In my previous post on scholarly publishing projects, I summed up the advantages of using Google Sites to make documents available online. But how to automate that process for a huge number of documents? For example, how to build a fully-searchable website for hundreds of Victorian letters, or scores of descriptions of performance events?
In my earlier publishing projects (e.g., the SARMA project for collecting dance & theatre reviews by Pieter T’Jonck) there seemed to be no other option but to master the power overcome the restrictions of HTML and CSS, throw a website together, add a search engine, and host the whole bunch on your own webserver or your university’s or a hosting company’s. That means lots of work, and between three and five new areas of expertise you need to explore if you’re coming from a traditional humanities background, as I do (I studied Philosophy and Theatre Studies, and those are still the main subjects of my teaching assignments).
That’s how I got into maintaining my own webserver, and although it’s certainly been a rich and rewarding process (insert your favorite funny accent to pronounce these words) it is getting on my nerves, too.
Still, other systems seemed like either still more work to do (such as learning the ropes of a Content Management System) or too limited in possibilities. That how I first thought of Google Sites (or similar systems).
What changed my mind was the release of the Google Data API for Google Sites in September 2009. That’s quite a mouthful. The Data API is Google’s backdoor for programmers. Using the “Application Programming Interface,” you may automate the sending of emails through GMail, automatically update events in Google Calendar, upload movies to YouTube, request maps from Google Maps etc. etc. Basically, anything you can do through one of Google’s services by mouseclicks, you can automate through the Data API. Moreover, there’s not only an API client for serious Java people, but also one for the queen of playful code — Python!
It’s a godsend, and I love every inch of it.
(Well, except for that little one stupid inch that makes it impossible to publish the PDF files in your Google Docs account automatically, but more on that in a future post.)
Using the Google Data API, you can automatically post HTML-formatted documents to a Google-hosted website, where they are instantly made available online and fully indexed for site searching.
Read that sentence again. It’s crazy, if only because of this: although there is an upper limit to the amount of stuff you can freely post on a Google Site, this limit only holds for page attachments. If it’s simple HTML pages you are posting, there is a no upper limit.
To give a concrete example: this is the workflow I followed for the current version of Belgium is Happening, an online register of post-war performance events.

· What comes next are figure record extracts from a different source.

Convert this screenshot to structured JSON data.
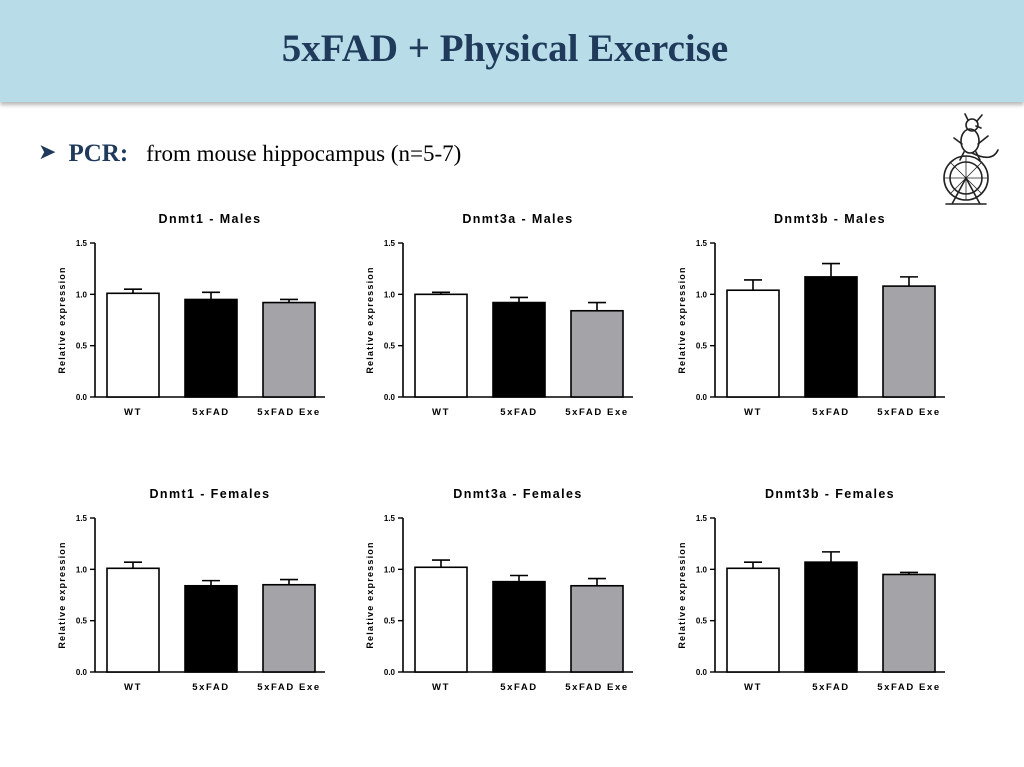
{
  "slide": {
    "title": "5xFAD + Physical Exercise",
    "bullet_label": "PCR:",
    "bullet_text": "from mouse hippocampus (n=5-7)",
    "mascot_icon": "mouse-on-exercise-wheel-icon"
  },
  "chart_data": [
    {
      "type": "bar",
      "title": "Dnmt1 - Males",
      "ylabel": "Relative expression",
      "categories": [
        "WT",
        "5xFAD",
        "5xFAD Exe"
      ],
      "values": [
        1.01,
        0.95,
        0.92
      ],
      "errors": [
        0.04,
        0.07,
        0.03
      ],
      "colors": [
        "#ffffff",
        "#000000",
        "#a3a3a8"
      ],
      "ylim": [
        0,
        1.5
      ],
      "yticks": [
        "0.0",
        "0.5",
        "1.0",
        "1.5"
      ]
    },
    {
      "type": "bar",
      "title": "Dnmt3a - Males",
      "ylabel": "Relative expression",
      "categories": [
        "WT",
        "5xFAD",
        "5xFAD Exe"
      ],
      "values": [
        1.0,
        0.92,
        0.84
      ],
      "errors": [
        0.02,
        0.05,
        0.08
      ],
      "colors": [
        "#ffffff",
        "#000000",
        "#a3a3a8"
      ],
      "ylim": [
        0,
        1.5
      ],
      "yticks": [
        "0.0",
        "0.5",
        "1.0",
        "1.5"
      ]
    },
    {
      "type": "bar",
      "title": "Dnmt3b - Males",
      "ylabel": "Relative expression",
      "categories": [
        "WT",
        "5xFAD",
        "5xFAD Exe"
      ],
      "values": [
        1.04,
        1.17,
        1.08
      ],
      "errors": [
        0.1,
        0.13,
        0.09
      ],
      "colors": [
        "#ffffff",
        "#000000",
        "#a3a3a8"
      ],
      "ylim": [
        0,
        1.5
      ],
      "yticks": [
        "0.0",
        "0.5",
        "1.0",
        "1.5"
      ]
    },
    {
      "type": "bar",
      "title": "Dnmt1 - Females",
      "ylabel": "Relative expression",
      "categories": [
        "WT",
        "5xFAD",
        "5xFAD Exe"
      ],
      "values": [
        1.01,
        0.84,
        0.85
      ],
      "errors": [
        0.06,
        0.05,
        0.05
      ],
      "colors": [
        "#ffffff",
        "#000000",
        "#a3a3a8"
      ],
      "ylim": [
        0,
        1.5
      ],
      "yticks": [
        "0.0",
        "0.5",
        "1.0",
        "1.5"
      ]
    },
    {
      "type": "bar",
      "title": "Dnmt3a - Females",
      "ylabel": "Relative expression",
      "categories": [
        "WT",
        "5xFAD",
        "5xFAD Exe"
      ],
      "values": [
        1.02,
        0.88,
        0.84
      ],
      "errors": [
        0.07,
        0.06,
        0.07
      ],
      "colors": [
        "#ffffff",
        "#000000",
        "#a3a3a8"
      ],
      "ylim": [
        0,
        1.5
      ],
      "yticks": [
        "0.0",
        "0.5",
        "1.0",
        "1.5"
      ]
    },
    {
      "type": "bar",
      "title": "Dnmt3b - Females",
      "ylabel": "Relative expression",
      "categories": [
        "WT",
        "5xFAD",
        "5xFAD Exe"
      ],
      "values": [
        1.01,
        1.07,
        0.95
      ],
      "errors": [
        0.06,
        0.1,
        0.02
      ],
      "colors": [
        "#ffffff",
        "#000000",
        "#a3a3a8"
      ],
      "ylim": [
        0,
        1.5
      ],
      "yticks": [
        "0.0",
        "0.5",
        "1.0",
        "1.5"
      ]
    }
  ]
}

- Students collected information on performance events through research in books, journals, and archival records. They recorded this info in a gigantic spreadsheet on which they could work simultaneously (i.e., collaborative editing — I used Google Docs but there’s other systems, too). Each row of the spreadsheet holds one event, detailing its date, place, participants, and a short description.
- A first script pulled in the data from the Google spreadsheet through the Google Data API for Google Docs. (If they put Google in the name of one more new service they devise, I’ll have them sued for artificially limiting the vocabulary richness of my blogposts.) Note that this step isn’t strictly necessary — the script could also read in the data from a local data file.
- A second script formatted the event data as HTML, logged in to the Google Sites API (using my normal Google account details), selected the first event, created a new page on the Google Site for the project, posted the HTML to the new page, and then continued to do so for the next 1,399 events.
And that’s how I posted no less 1,400 separate pages on the site of Belgium is Happening, and made all of those events fully searchable at the same time. Running not on my server, not on my time, but on Google’s servers — i.e., much more efficiently than I could ever aspire to do. Check out a sample of events here: belgiumishappening/home/events
(To be perfectly honest, what you see there is already a bit of a hack — I really wanted to offer visitors a random selection of events, which is impossible in the current setup of Google Sites. You can present an overview of subpages, but since all my events are under one ‘parent’ page, this list would be very large and unwieldy. So I cheated a bit, more on this later….)
I first wanted to share the Python scripts I used at the end of this post, but they’re really too much tailor-made for my project to be informative for others. However, I strongly suggest reading the code for the sample applications that is provided with the gdata Python client — all the basics are there.